Apr 28, 2017

4 legal alternatives to lethal injection in the US

Dave Martin / AP

This afternoon, Arkansas Governor Asa Hutchinson said he would not call for an investigation into lethal injection procedures, despite yesterday's execution when the prisoner convulsed for several minutes, according to eye witnesses. (Why Arkansas rushed several executions this week, here.)

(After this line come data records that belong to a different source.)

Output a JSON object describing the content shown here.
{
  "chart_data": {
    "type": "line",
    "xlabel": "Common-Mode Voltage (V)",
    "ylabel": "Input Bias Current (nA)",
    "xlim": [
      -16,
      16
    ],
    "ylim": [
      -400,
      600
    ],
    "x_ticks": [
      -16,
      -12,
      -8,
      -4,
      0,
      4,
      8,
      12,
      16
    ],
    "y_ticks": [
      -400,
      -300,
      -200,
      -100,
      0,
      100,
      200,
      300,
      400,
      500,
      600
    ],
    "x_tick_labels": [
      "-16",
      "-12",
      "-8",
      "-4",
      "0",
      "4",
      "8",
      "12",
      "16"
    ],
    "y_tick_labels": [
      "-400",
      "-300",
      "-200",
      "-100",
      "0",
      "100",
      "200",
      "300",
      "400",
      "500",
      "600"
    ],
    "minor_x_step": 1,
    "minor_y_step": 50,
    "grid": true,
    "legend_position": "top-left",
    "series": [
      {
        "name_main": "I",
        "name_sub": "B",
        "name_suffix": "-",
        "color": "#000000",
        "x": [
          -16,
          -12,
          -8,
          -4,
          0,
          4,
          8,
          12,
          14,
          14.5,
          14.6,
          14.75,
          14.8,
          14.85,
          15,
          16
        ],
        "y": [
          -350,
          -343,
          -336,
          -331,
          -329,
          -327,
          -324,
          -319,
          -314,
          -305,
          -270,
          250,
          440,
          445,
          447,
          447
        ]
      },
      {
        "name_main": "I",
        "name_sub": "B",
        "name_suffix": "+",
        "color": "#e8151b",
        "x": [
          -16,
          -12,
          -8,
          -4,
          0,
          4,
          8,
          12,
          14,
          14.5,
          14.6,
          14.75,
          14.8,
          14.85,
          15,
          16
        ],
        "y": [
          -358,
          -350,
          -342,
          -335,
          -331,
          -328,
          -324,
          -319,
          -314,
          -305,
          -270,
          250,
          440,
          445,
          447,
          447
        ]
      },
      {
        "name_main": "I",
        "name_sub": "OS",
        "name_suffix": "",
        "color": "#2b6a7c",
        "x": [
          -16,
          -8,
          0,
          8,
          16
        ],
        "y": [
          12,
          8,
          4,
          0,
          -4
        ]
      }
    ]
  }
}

Despite recent botched executions and problems getting the drugs, lethal injection is the primary means of execution in the 31 states that impose the death penalty. However, several states offer alternative methods of execution. Here they are in order of popularity, according to the Death Penalty Information Center.

1. Electrocution

  • # of executions since 1976: 158
  • Legal in: Alabama, Arkansas, Florida, Kentucky, Oklahoma, South Carolina, Tennessee and Virginia
  • Time until death: 2-15+ minutes, according to NBC News
  • Why it phased out: There were two negatively publicized executions in the late '90s — one prisoner's head burst into flames and photos of another's bloody face post-execution surfaced online.

2. Gas Chamber

  • # of executions since 1976: 11
  • Legal in: Arizona, California, Missouri, Wyoming and Oklahoma
  • Time until death: 10-18 minutes

3. Hanging

  • # of executions since 1976: 3
  • Legal in: Delaware, New Hampshire and Washington
  • Time until death: 4-11 minutes

4. Firing squad

  • # of executions since 1976: 3
  • Legal in: Oklahoma, Utah
  • Time until death: Less than a minute

Worldwide: Despite it's low ranking in the U.S., hanging is the most popular execution method world-wide, followed by firing squad, beheading, lethal injection and electrocution, according to Al Jazeera. The U.S. is the only country to use electrocution.